The insight that emerged from this observation was that ordering must be enforced at the resource acquisition layer, not just the queue layer. The correct design requires a single dispatcher that serializes both the queue pop and the budget acquisition: peek at the highest-priority item, determine its memory requirement, acquire the necessary budget, pop the item, and hand it to a worker through a bounded channel. This ensures that budget is acquired before the item is popped, and that only one item is in flight at the dispatch level.
Lessons and Architecture
The session as a whole reveals several enduring lessons about concurrent systems design. First, observability is not optional. Without the status API and the vast-manager dashboard, neither the assistant nor the user could have observed the scheduling pathologies that drove the successive refinements. The investment in building real-time monitoring paid for itself many times over within the same session.
Second, scheduling policy is a first-order design decision, not an implementation detail. The choice between FIFO channels and priority queues determined not just performance but correctness — whether jobs completed sequentially or stalled together.
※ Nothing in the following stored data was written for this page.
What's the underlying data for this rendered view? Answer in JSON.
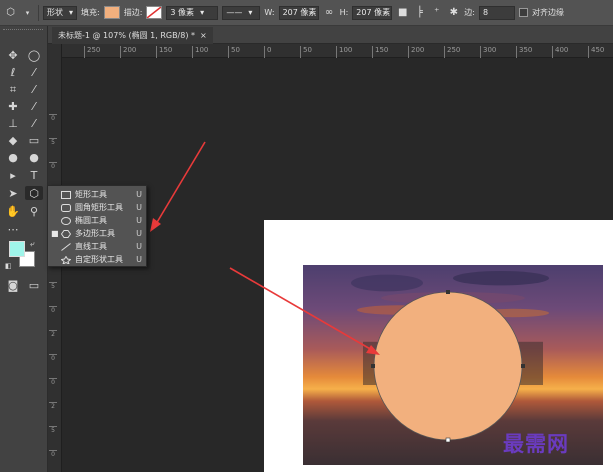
{
  "options_bar": {
    "mode_value": "形状",
    "fill_label": "填充:",
    "fill_color": "#f2b07e",
    "stroke_label": "描边:",
    "stroke_width": "3 像素",
    "width_label": "W:",
    "width_value": "207 像素",
    "height_label": "H:",
    "height_value": "207 像素",
    "sides_label": "边:",
    "sides_value": "8",
    "align_edges_label": "对齐边缘"
  },
  "tab": {
    "title": "未标题-1 @ 107% (椭圆 1, RGB/8) *",
    "close": "×"
  },
  "ruler": {
    "h_ticks": [
      "250",
      "200",
      "150",
      "100",
      "50",
      "0",
      "50",
      "100",
      "150",
      "200",
      "250",
      "300",
      "350",
      "400",
      "450",
      "500"
    ],
    "v_ticks": [
      "0",
      "5",
      "0",
      "1",
      "0",
      "0",
      "1",
      "5",
      "0",
      "2",
      "0",
      "0",
      "2",
      "5",
      "0"
    ]
  },
  "tools": {
    "move_icon": "move-icon",
    "key_hint": "U"
  },
  "flyout": {
    "items": [
      {
        "label": "矩形工具",
        "key": "U",
        "selected": false
      },
      {
        "label": "圆角矩形工具",
        "key": "U",
        "selected": false
      },
      {
        "label": "椭圆工具",
        "key": "U",
        "selected": false
      },
      {
        "label": "多边形工具",
        "key": "U",
        "selected": true
      },
      {
        "label": "直线工具",
        "key": "U",
        "selected": false
      },
      {
        "label": "自定形状工具",
        "key": "U",
        "selected": false
      }
    ]
  },
  "colors": {
    "foreground": "#9ff5ea",
    "background": "#ffffff",
    "circle_fill": "#f2b07e",
    "arrow": "#e83a3a",
    "watermark": "#6a3bbf"
  },
  "watermark": {
    "text": "最需网"
  }
}
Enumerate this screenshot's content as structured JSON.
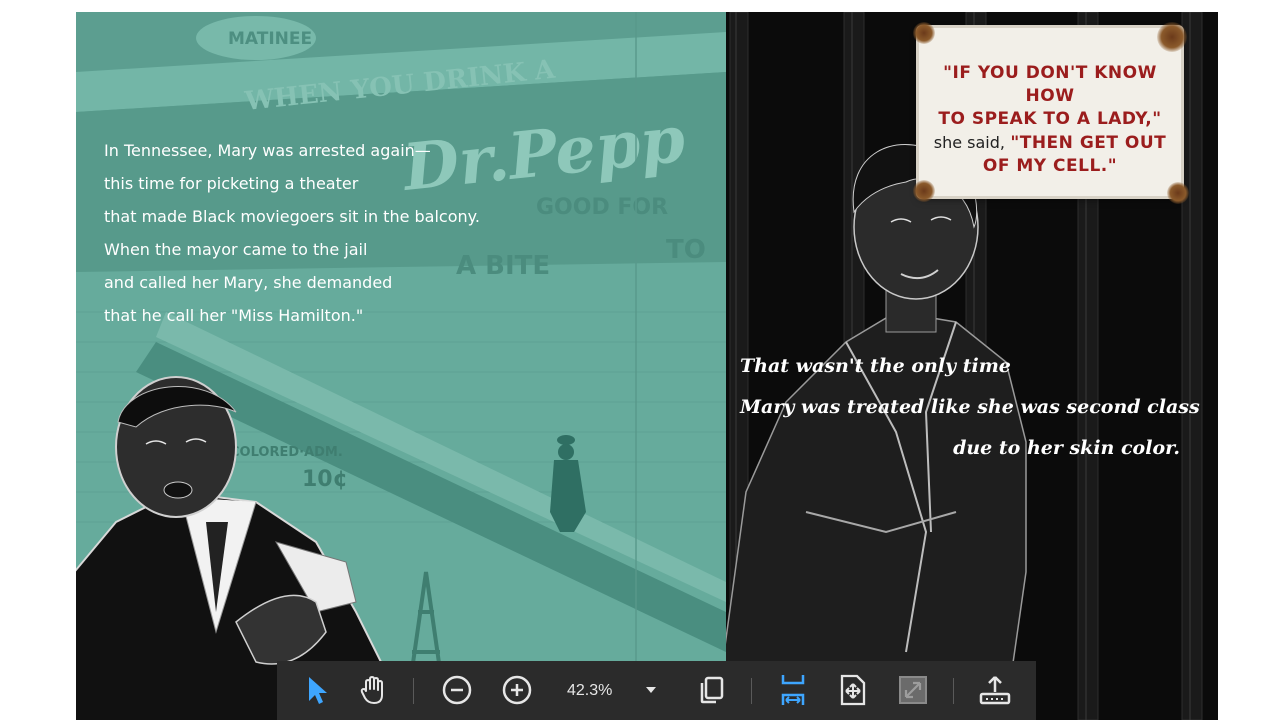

The user's articulation of the desired policy ("lowest partition in oldest pipeline") was the critical input that the assistant, focused on the mechanics of channels and workers, had not independently derived.
Third, the gap between "working" and "correct" is often visible only under load. The FIFO channel system passed its initial tests — proofs completed, SnapDeals processed — but failed to achieve the desired scheduling behavior when observed in real time. The 24% throughput improvement from the priority queue was not a marginal gain but a structural correction of a fundamental design flaw.
Fourth, deployment is not a single event but a process that reveals hidden assumptions. The overlay filesystem issue, the zombie process port conflict, the 120-second GPU memory cleanup wait — each of these operational surprises taught the team something about the environment that was not captured in any design document or configuration file.
Conclusion
The cuzk proving pipeline scheduling saga is a microcosm of systems engineering under real-world constraints. It began with a budget-based memory manager that solved the resource allocation problem, proceeded through a FIFO channel fix that addressed the thundering herd but not the priority problem, and culminated in a priority queue system that delivered measurable throughput improvement. Each phase was driven by observation — of status API output, of user feedback, of benchmark numbers — and each phase revealed that the previous model of the problem was incomplete.
The final architecture — priority queues keyed by (job_seq, partition_idx) for both synthesis and GPU dispatch, with a dispatcher that serializes pop and budget acquisition — is the product of this iterative refinement. It is not the architecture anyone would have designed on the first attempt. But it is the architecture that emerged from the only reliable teacher in systems engineering: the behavior of the system itself under real workloads.